For Steam users, the practical risk is more immediate. Anyone who downloaded BlockBlasters, Dashverse, Lampy, Lunara, PirateFi, or other titles named by investigators should treat the machine as potentially compromised.
Concrete steps, grounded in the alleged behavior described in the complaint:
- Scan: Run reputable security tools on any device that installed the named games.
- Separate: Move crypto activity to a clean device and a clean wallet if compromise is suspected.
- Rotate: Change passwords tied to exchanges, email accounts, and wallet services from an uncompromised device.
- Revoke: Review and revoke risky wallet permissions tied to accounts that may have been exposed.
- Report: The FBI previously asked people who downloaded the malicious games to come forward and provide evidence.
The unresolved issue is not whether malware can hide in software downloads.
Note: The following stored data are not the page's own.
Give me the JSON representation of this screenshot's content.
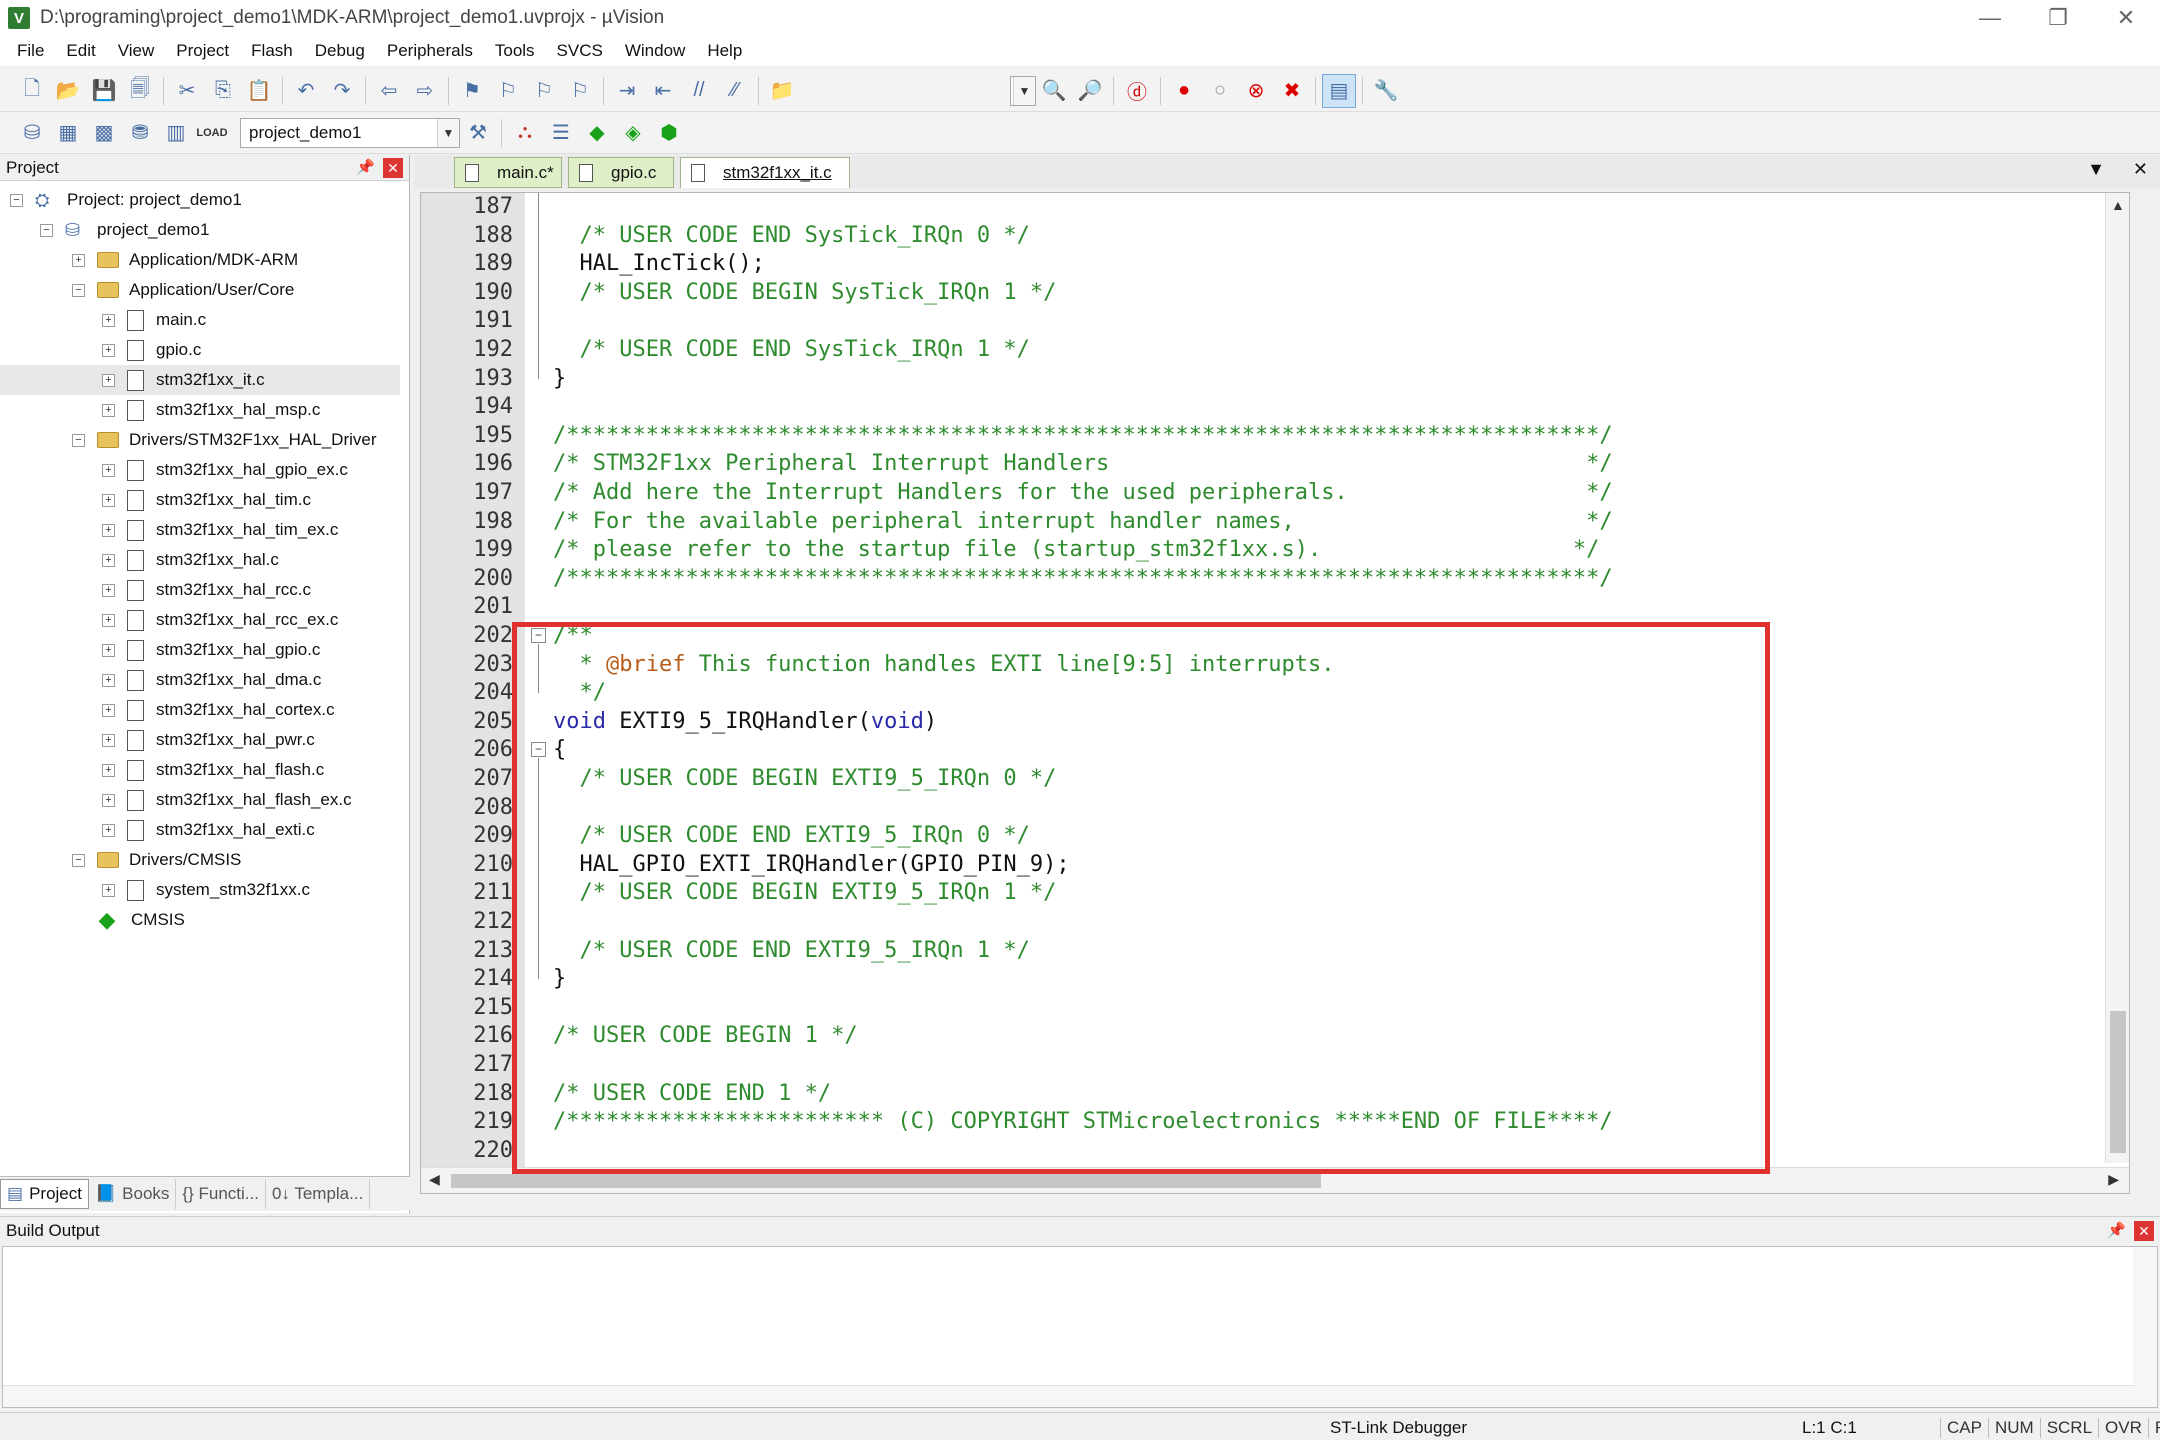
{
  "window": {
    "title": "D:\\programing\\project_demo1\\MDK-ARM\\project_demo1.uvprojx - µVision",
    "app_icon": "V",
    "controls": {
      "minimize": "—",
      "restore": "❐",
      "close": "✕"
    }
  },
  "menu": [
    "File",
    "Edit",
    "View",
    "Project",
    "Flash",
    "Debug",
    "Peripherals",
    "Tools",
    "SVCS",
    "Window",
    "Help"
  ],
  "toolbar": {
    "target_combo": "project_demo1",
    "load_label": "LOAD"
  },
  "project_panel": {
    "title": "Project",
    "tree": [
      {
        "label": "Project: project_demo1",
        "kind": "project",
        "expander": "−",
        "indent": 0
      },
      {
        "label": "project_demo1",
        "kind": "target",
        "expander": "−",
        "indent": 1
      },
      {
        "label": "Application/MDK-ARM",
        "kind": "folder",
        "expander": "+",
        "indent": 2
      },
      {
        "label": "Application/User/Core",
        "kind": "folder",
        "expander": "−",
        "indent": 2
      },
      {
        "label": "main.c",
        "kind": "file",
        "expander": "+",
        "indent": 3
      },
      {
        "label": "gpio.c",
        "kind": "file",
        "expander": "+",
        "indent": 3
      },
      {
        "label": "stm32f1xx_it.c",
        "kind": "file",
        "expander": "+",
        "indent": 3,
        "selected": true
      },
      {
        "label": "stm32f1xx_hal_msp.c",
        "kind": "file",
        "expander": "+",
        "indent": 3
      },
      {
        "label": "Drivers/STM32F1xx_HAL_Driver",
        "kind": "folder",
        "expander": "−",
        "indent": 2
      },
      {
        "label": "stm32f1xx_hal_gpio_ex.c",
        "kind": "file",
        "expander": "+",
        "indent": 3
      },
      {
        "label": "stm32f1xx_hal_tim.c",
        "kind": "file",
        "expander": "+",
        "indent": 3
      },
      {
        "label": "stm32f1xx_hal_tim_ex.c",
        "kind": "file",
        "expander": "+",
        "indent": 3
      },
      {
        "label": "stm32f1xx_hal.c",
        "kind": "file",
        "expander": "+",
        "indent": 3
      },
      {
        "label": "stm32f1xx_hal_rcc.c",
        "kind": "file",
        "expander": "+",
        "indent": 3
      },
      {
        "label": "stm32f1xx_hal_rcc_ex.c",
        "kind": "file",
        "expander": "+",
        "indent": 3
      },
      {
        "label": "stm32f1xx_hal_gpio.c",
        "kind": "file",
        "expander": "+",
        "indent": 3
      },
      {
        "label": "stm32f1xx_hal_dma.c",
        "kind": "file",
        "expander": "+",
        "indent": 3
      },
      {
        "label": "stm32f1xx_hal_cortex.c",
        "kind": "file",
        "expander": "+",
        "indent": 3
      },
      {
        "label": "stm32f1xx_hal_pwr.c",
        "kind": "file",
        "expander": "+",
        "indent": 3
      },
      {
        "label": "stm32f1xx_hal_flash.c",
        "kind": "file",
        "expander": "+",
        "indent": 3
      },
      {
        "label": "stm32f1xx_hal_flash_ex.c",
        "kind": "file",
        "expander": "+",
        "indent": 3
      },
      {
        "label": "stm32f1xx_hal_exti.c",
        "kind": "file",
        "expander": "+",
        "indent": 3
      },
      {
        "label": "Drivers/CMSIS",
        "kind": "folder",
        "expander": "−",
        "indent": 2
      },
      {
        "label": "system_stm32f1xx.c",
        "kind": "file",
        "expander": "+",
        "indent": 3
      },
      {
        "label": "CMSIS",
        "kind": "cmsis",
        "expander": "",
        "indent": 2
      }
    ],
    "tabs": [
      "Project",
      "Books",
      "{} Functi...",
      "0↓ Templa..."
    ]
  },
  "editor": {
    "tabs": [
      {
        "label": "main.c*",
        "active": false
      },
      {
        "label": "gpio.c",
        "active": false
      },
      {
        "label": "stm32f1xx_it.c",
        "active": true
      }
    ],
    "lines": [
      {
        "n": "187",
        "parts": []
      },
      {
        "n": "188",
        "parts": [
          {
            "t": "  /* USER CODE END SysTick_IRQn 0 */",
            "c": "c-comment"
          }
        ]
      },
      {
        "n": "189",
        "parts": [
          {
            "t": "  HAL_IncTick();",
            "c": "c-text"
          }
        ]
      },
      {
        "n": "190",
        "parts": [
          {
            "t": "  /* USER CODE BEGIN SysTick_IRQn 1 */",
            "c": "c-comment"
          }
        ]
      },
      {
        "n": "191",
        "parts": []
      },
      {
        "n": "192",
        "parts": [
          {
            "t": "  /* USER CODE END SysTick_IRQn 1 */",
            "c": "c-comment"
          }
        ]
      },
      {
        "n": "193",
        "parts": [
          {
            "t": "}",
            "c": "c-text"
          }
        ]
      },
      {
        "n": "194",
        "parts": []
      },
      {
        "n": "195",
        "parts": [
          {
            "t": "/******************************************************************************/",
            "c": "c-comment"
          }
        ]
      },
      {
        "n": "196",
        "parts": [
          {
            "t": "/* STM32F1xx Peripheral Interrupt Handlers                                    */",
            "c": "c-comment"
          }
        ]
      },
      {
        "n": "197",
        "parts": [
          {
            "t": "/* Add here the Interrupt Handlers for the used peripherals.                  */",
            "c": "c-comment"
          }
        ]
      },
      {
        "n": "198",
        "parts": [
          {
            "t": "/* For the available peripheral interrupt handler names,                      */",
            "c": "c-comment"
          }
        ]
      },
      {
        "n": "199",
        "parts": [
          {
            "t": "/* please refer to the startup file (startup_stm32f1xx.s).                   */",
            "c": "c-comment"
          }
        ]
      },
      {
        "n": "200",
        "parts": [
          {
            "t": "/******************************************************************************/",
            "c": "c-comment"
          }
        ]
      },
      {
        "n": "201",
        "parts": []
      },
      {
        "n": "202",
        "parts": [
          {
            "t": "/**",
            "c": "c-comment"
          }
        ]
      },
      {
        "n": "203",
        "parts": [
          {
            "t": "  * ",
            "c": "c-comment"
          },
          {
            "t": "@brief",
            "c": "c-doc"
          },
          {
            "t": " This function handles EXTI line[9:5] interrupts.",
            "c": "c-comment"
          }
        ]
      },
      {
        "n": "204",
        "parts": [
          {
            "t": "  */",
            "c": "c-comment"
          }
        ]
      },
      {
        "n": "205",
        "parts": [
          {
            "t": "void",
            "c": "c-kw"
          },
          {
            "t": " EXTI9_5_IRQHandler(",
            "c": "c-text"
          },
          {
            "t": "void",
            "c": "c-kw"
          },
          {
            "t": ")",
            "c": "c-text"
          }
        ]
      },
      {
        "n": "206",
        "parts": [
          {
            "t": "{",
            "c": "c-text"
          }
        ]
      },
      {
        "n": "207",
        "parts": [
          {
            "t": "  /* USER CODE BEGIN EXTI9_5_IRQn 0 */",
            "c": "c-comment"
          }
        ]
      },
      {
        "n": "208",
        "parts": []
      },
      {
        "n": "209",
        "parts": [
          {
            "t": "  /* USER CODE END EXTI9_5_IRQn 0 */",
            "c": "c-comment"
          }
        ]
      },
      {
        "n": "210",
        "parts": [
          {
            "t": "  HAL_GPIO_EXTI_IRQHandler(GPIO_PIN_9);",
            "c": "c-text"
          }
        ]
      },
      {
        "n": "211",
        "parts": [
          {
            "t": "  /* USER CODE BEGIN EXTI9_5_IRQn 1 */",
            "c": "c-comment"
          }
        ]
      },
      {
        "n": "212",
        "parts": []
      },
      {
        "n": "213",
        "parts": [
          {
            "t": "  /* USER CODE END EXTI9_5_IRQn 1 */",
            "c": "c-comment"
          }
        ]
      },
      {
        "n": "214",
        "parts": [
          {
            "t": "}",
            "c": "c-text"
          }
        ]
      },
      {
        "n": "215",
        "parts": []
      },
      {
        "n": "216",
        "parts": [
          {
            "t": "/* USER CODE BEGIN 1 */",
            "c": "c-comment"
          }
        ]
      },
      {
        "n": "217",
        "parts": []
      },
      {
        "n": "218",
        "parts": [
          {
            "t": "/* USER CODE END 1 */",
            "c": "c-comment"
          }
        ]
      },
      {
        "n": "219",
        "parts": [
          {
            "t": "/************************ (C) COPYRIGHT STMicroelectronics *****END OF FILE****/",
            "c": "c-comment"
          }
        ]
      },
      {
        "n": "220",
        "parts": []
      }
    ]
  },
  "build_output": {
    "title": "Build Output"
  },
  "status": {
    "debugger": "ST-Link Debugger",
    "position": "L:1 C:1",
    "flags": [
      "CAP",
      "NUM",
      "SCRL",
      "OVR",
      "R/W"
    ]
  },
  "colors": {
    "highlight_box": "#e03030",
    "comment": "#2e8b2e",
    "keyword": "#2a2aaa",
    "doc_tag": "#b85c1a"
  }
}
Prosecutors allege it already did here. The watch item is whether court records show how these games passed through Steam long enough to reach thousands of users, and whether Valve changes review or warning procedures after the Wilkins case moves forward.
Impact Analysis
- The case shows how malware can reach users through familiar platforms that appear trustworthy.
- Crypto wallet users face heightened risk when installing unverified games or software.
- The allegations could increase pressure on Steam and other marketplaces to strengthen malware screening.